Unwanted he may – or may not – be on the field for England by Fabio Capello, but there is no doubt that the oft-maligned David Beckham does his bit for his country off it. He was influential in securing London's bid for the 2012 Olympics, may well win a few votes from equally star-struck Fifa members when the 2018 World Cup destination is decided in December, and this weekend he is cheering on British competitors as the Special Olympics European Games open in Warsaw. What's special about these Games is that they cater for those with learning disabilities, which includes Down's Syndrome and autism, who are not eligible for the Paralympics. Having watched last year's UK event in Leicester I can testify it is the most understated event in the sporting calendar. Watched by Beckham and France's Zinedine Zidane, who like him is a Special Olympics global ambassador, around 1,500 athletes from 57 countries will compete in half a dozen sports, and for some just completing a lap of the track could be the highlight of their lives. "There are 1.2m people in this country with learning disabilities, so it is good they can be recognised through sport in this way," says the Special Olympics GB chair Lawrie McMenemy. Backed by the National Grid, Britain have a team of 48 who were given a send-off at No 10 by David Cameron, whose own son Ivan, a cerebral palsy sufferer, died last year aged six. He told them: "The whole country will be cheering you on." So we should be.

2012 fails dope test

It has not been the best of weeks for Lord Coe.
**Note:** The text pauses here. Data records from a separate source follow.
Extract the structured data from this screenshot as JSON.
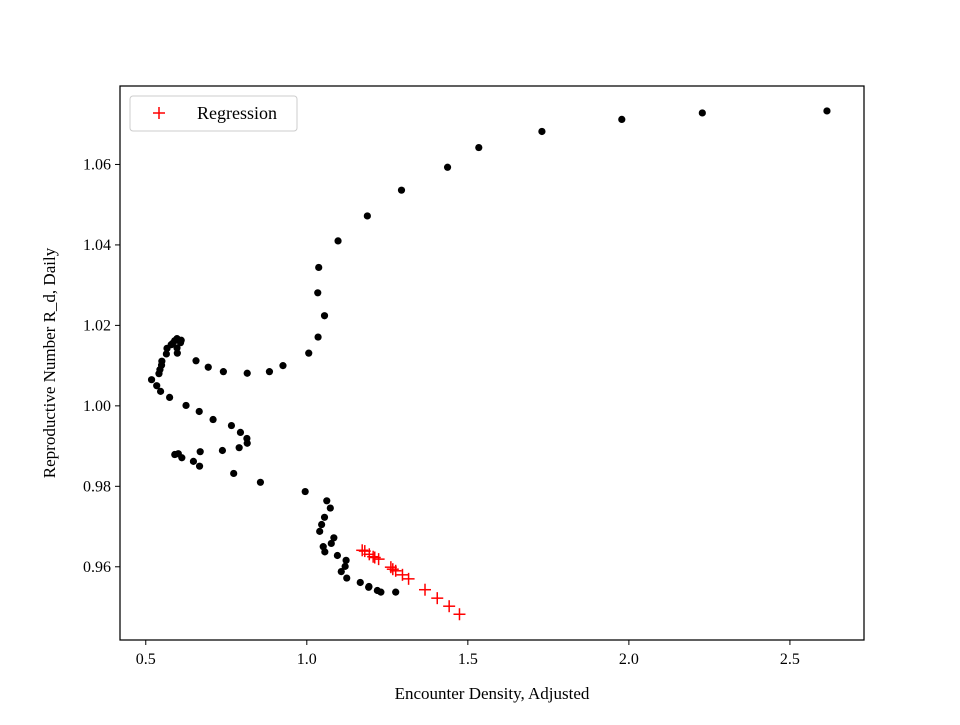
{
  "chart_data": {
    "type": "scatter",
    "title": "",
    "xlabel": "Encounter Density, Adjusted",
    "ylabel": "Reproductive Number R_d, Daily",
    "xlim": [
      0.42,
      2.73
    ],
    "ylim": [
      0.9418,
      1.0795
    ],
    "xticks": [
      0.5,
      1.0,
      1.5,
      2.0,
      2.5
    ],
    "xtick_labels": [
      "0.5",
      "1.0",
      "1.5",
      "2.0",
      "2.5"
    ],
    "yticks": [
      0.96,
      0.98,
      1.0,
      1.02,
      1.04,
      1.06
    ],
    "ytick_labels": [
      "0.96",
      "0.98",
      "1.00",
      "1.02",
      "1.04",
      "1.06"
    ],
    "grid": false,
    "legend_position": "upper-left",
    "legend": [
      "Regression"
    ],
    "series": [
      {
        "marker": "circle",
        "color": "#000000",
        "points": [
          [
            2.615,
            1.0733
          ],
          [
            2.228,
            1.0728
          ],
          [
            1.978,
            1.0712
          ],
          [
            1.73,
            1.0682
          ],
          [
            1.534,
            1.0642
          ],
          [
            1.437,
            1.0593
          ],
          [
            1.294,
            1.0536
          ],
          [
            1.188,
            1.0472
          ],
          [
            1.097,
            1.041
          ],
          [
            1.037,
            1.0344
          ],
          [
            1.034,
            1.0281
          ],
          [
            1.055,
            1.0224
          ],
          [
            1.035,
            1.0171
          ],
          [
            1.006,
            1.0131
          ],
          [
            0.926,
            1.01
          ],
          [
            0.884,
            1.0085
          ],
          [
            0.815,
            1.0081
          ],
          [
            0.741,
            1.0085
          ],
          [
            0.694,
            1.0096
          ],
          [
            0.656,
            1.0112
          ],
          [
            0.61,
            1.0163
          ],
          [
            0.608,
            1.0157
          ],
          [
            0.597,
            1.0167
          ],
          [
            0.59,
            1.0162
          ],
          [
            0.583,
            1.0155
          ],
          [
            0.579,
            1.0152
          ],
          [
            0.597,
            1.0144
          ],
          [
            0.598,
            1.0131
          ],
          [
            0.566,
            1.0143
          ],
          [
            0.564,
            1.0129
          ],
          [
            0.55,
            1.0111
          ],
          [
            0.549,
            1.0101
          ],
          [
            0.544,
            1.009
          ],
          [
            0.541,
            1.008
          ],
          [
            0.518,
            1.0065
          ],
          [
            0.534,
            1.005
          ],
          [
            0.546,
            1.0036
          ],
          [
            0.574,
            1.0021
          ],
          [
            0.625,
            1.0001
          ],
          [
            0.666,
            0.9986
          ],
          [
            0.709,
            0.9966
          ],
          [
            0.766,
            0.9951
          ],
          [
            0.794,
            0.9934
          ],
          [
            0.814,
            0.9919
          ],
          [
            0.815,
            0.9907
          ],
          [
            0.79,
            0.9896
          ],
          [
            0.738,
            0.9889
          ],
          [
            0.669,
            0.9886
          ],
          [
            0.59,
            0.9879
          ],
          [
            0.601,
            0.9881
          ],
          [
            0.612,
            0.9871
          ],
          [
            0.648,
            0.9862
          ],
          [
            0.667,
            0.985
          ],
          [
            0.773,
            0.9832
          ],
          [
            0.856,
            0.981
          ],
          [
            0.995,
            0.9787
          ],
          [
            1.062,
            0.9764
          ],
          [
            1.073,
            0.9746
          ],
          [
            1.055,
            0.9723
          ],
          [
            1.046,
            0.9705
          ],
          [
            1.04,
            0.9688
          ],
          [
            1.084,
            0.9672
          ],
          [
            1.076,
            0.9658
          ],
          [
            1.051,
            0.965
          ],
          [
            1.056,
            0.9637
          ],
          [
            1.095,
            0.9628
          ],
          [
            1.122,
            0.9616
          ],
          [
            1.119,
            0.9601
          ],
          [
            1.107,
            0.9588
          ],
          [
            1.124,
            0.9572
          ],
          [
            1.166,
            0.9561
          ],
          [
            1.192,
            0.9549
          ],
          [
            1.193,
            0.9551
          ],
          [
            1.219,
            0.9541
          ],
          [
            1.23,
            0.9537
          ],
          [
            1.276,
            0.9537
          ]
        ]
      },
      {
        "name": "Regression",
        "marker": "plus",
        "color": "#ff0000",
        "points": [
          [
            1.474,
            0.9482
          ],
          [
            1.442,
            0.9502
          ],
          [
            1.405,
            0.9522
          ],
          [
            1.367,
            0.9543
          ],
          [
            1.316,
            0.957
          ],
          [
            1.297,
            0.958
          ],
          [
            1.276,
            0.959
          ],
          [
            1.267,
            0.9594
          ],
          [
            1.261,
            0.9599
          ],
          [
            1.223,
            0.9619
          ],
          [
            1.211,
            0.9623
          ],
          [
            1.206,
            0.9625
          ],
          [
            1.194,
            0.9631
          ],
          [
            1.18,
            0.9639
          ],
          [
            1.172,
            0.9641
          ]
        ]
      }
    ]
  }
}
Not only was he criticised by a London Assembly committee for what they termed a "flawed" legacy plan to reduce the 80,000-capacity Olympic Stadium to a 25,000-seater athletics arena, but he is said to be furious at the cock-up over the initial appointment of a known drugs cheat to a senior 2012 post. Sevdalin Marinov was due to start work tomorrow as the technical operations manager for weightlifting at the London Games. The 42-year-old Bulgarian, an Olympic 52kg champion in 1988, was hired despite testing positive for anabolic steroids in 1991. It was only when top brass at Locog learned of his drugs past last week that the offer was hastily rescinded. Coe, who was not made aware of the details of the appointment, is vehemently anti-drugs, so much so that he refuses to allow Linford Christie, who received a two-year ban for a positive test, to have any official role with 2012, much to the Olympic champ's displeasure.

Girl power at UK Sport

No glass ceiling at UK Sport, where the one-time netball international Liz Nicholl is set to step up from CEO to replace John Steele, now rugby's head honcho, as the chief executive. She beat a host of men to the post and will work alongside the chair, Baroness Sue Campbell, thus giving the body which distributes Olympic cash a firm female grip on the purse strings.